Bengal’s long march

It was in May 1943 that Netaji Subhas Chandra Bose gave his clarion call: “Comrades! Soldiers! Let your battle-cry be—‘To Delhi! To Delhi!’ Our task will not end until our surviving heroes hold the victory parade.... on Lal Qila, the Red Fort of ancient Delhi.” Eight decades later, the seat of power in Delhi continues to elude Bengal’s leaders. If Gujarat has nursed the grouse that Mahatma Gandhi chose Jawaharlal Nehru over Sardar Vallabhbhai Patel, Bengal too has had the grievance that Gandhiji was half-hearted in his support for Bose. Netaji managed to convincingly defeat Pattabhi Sitaramayya in the party elections of 1939, but it was a pyrrhic victory. Unable to win over Gandhiji, Bose was left with little option but to resign and eventually walk his own path.

Bose and Patel had a reasonable chance of becoming free India’s first prime minister. Gandhiji’s decision to adopt Nehru queered the pitch. While Patel dutifully accepted Gandhiji’s decision, Bose revolted. A Gujarati managed to succeed Nehru’s daughter, when Morarji Desai became PM, and another one succeeded in ousting the Nehru-Gandhi dynasty. Bengal, on the other hand, has continued to miss the opportunity of hoisting Netaji’s flag on Lal Qila.

The ‘historic blunder’ of the politburo of the Communist Party of India (Marxist) robbed Jyoti Basu of the chances of becoming the first Bengali PM. Rajiv Gandhi’s acolytes and the coterie around Sonia Gandhi managed to stymie the chances of yet another Bengali, Pranab Mukherjee. Interestingly, both Basu and Mukherjee nursed a grievance on this score till the very end.

The north has had its PMs (Nehru, Shastri, Indira, Rajiv, V.P. Singh, Charan Singh, Chandra Shekhar, I.K. Gujral, Vajpayee and Manmohan Singh) and so have the south (Narasimha Rao and Deve Gowda) and the west (Morarji and Narendra Modi). The east never managed to get its own on Delhi’s throne.

Illustration: Bhaskaran Illustration: Bhaskaran

The coming assembly elections in West Bengal could once again offer Bengal the opportunity to throw up a national leader if Mamata Banerjee secures a third term. The verdict will decide not only who rules from Kolkata, but also who can potentially rule from Delhi if a credible coalition can be formed under Banerjee’s leadership. Little wonder then that the Bharatiya Janata Party is determined to ensure her defeat.
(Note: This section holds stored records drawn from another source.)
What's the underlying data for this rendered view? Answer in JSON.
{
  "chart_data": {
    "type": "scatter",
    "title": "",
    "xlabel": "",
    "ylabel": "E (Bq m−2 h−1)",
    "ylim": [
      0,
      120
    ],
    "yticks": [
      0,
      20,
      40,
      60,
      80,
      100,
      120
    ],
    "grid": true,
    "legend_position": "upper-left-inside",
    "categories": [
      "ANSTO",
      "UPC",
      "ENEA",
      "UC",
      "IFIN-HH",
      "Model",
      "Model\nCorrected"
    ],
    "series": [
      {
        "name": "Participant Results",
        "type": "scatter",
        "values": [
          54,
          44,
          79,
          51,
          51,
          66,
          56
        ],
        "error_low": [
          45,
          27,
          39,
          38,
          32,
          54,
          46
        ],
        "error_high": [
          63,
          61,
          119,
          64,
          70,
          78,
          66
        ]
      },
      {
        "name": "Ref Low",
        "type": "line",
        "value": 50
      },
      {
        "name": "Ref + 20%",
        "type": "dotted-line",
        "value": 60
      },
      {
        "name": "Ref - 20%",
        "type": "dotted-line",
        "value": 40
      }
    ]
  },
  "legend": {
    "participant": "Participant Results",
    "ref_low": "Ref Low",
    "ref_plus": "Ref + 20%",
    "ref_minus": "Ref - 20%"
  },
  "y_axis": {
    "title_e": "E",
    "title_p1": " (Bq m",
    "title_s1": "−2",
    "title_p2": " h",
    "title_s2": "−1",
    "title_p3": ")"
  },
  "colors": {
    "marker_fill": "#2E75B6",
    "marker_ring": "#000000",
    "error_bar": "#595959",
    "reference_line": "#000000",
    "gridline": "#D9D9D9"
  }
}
Bengal has every right to feel aggrieved. After all, it was not only the first capital of British India but also India’s intellectual capital. It was not for nothing that Gopalakrishna Gokhale said ‘what Bengal thinks today, India thinks tomorrow’. Political analysts have often suggested that if in 1996 the CPI(M) politburo had allowed Basu to head the United Front government it may have lasted its term. After all, the wily and well-heeled communist had established a record of sorts remaining chief minister for twenty-three long years.

More recently, it has been reported, Mukherjee has claimed in his yet-to-be published fourth volume of his autobiography that if he had been PM the Congress would not have suffered the ignominious defeat it did in 2014. Both Basu and Mukherjee were consummate politicians and had the ability to take friends and detractors along. Banerjee, on the other hand, has not yet demonstrated the capacity to be inclusive in her leadership. But then, neither has Modi. Perhaps the country wants tough-minded leaders.

The 2021 electoral contest in West Bengal would then be between a tough-minded Banerjee and an equally tough-minded Modi. It remains to be seen whether Banerjee will be able to summon the ghosts of Netaji, Basu and Mukherjee in her support and once again give a spirited call to fellow Bengalis, “Delhi Chalo!”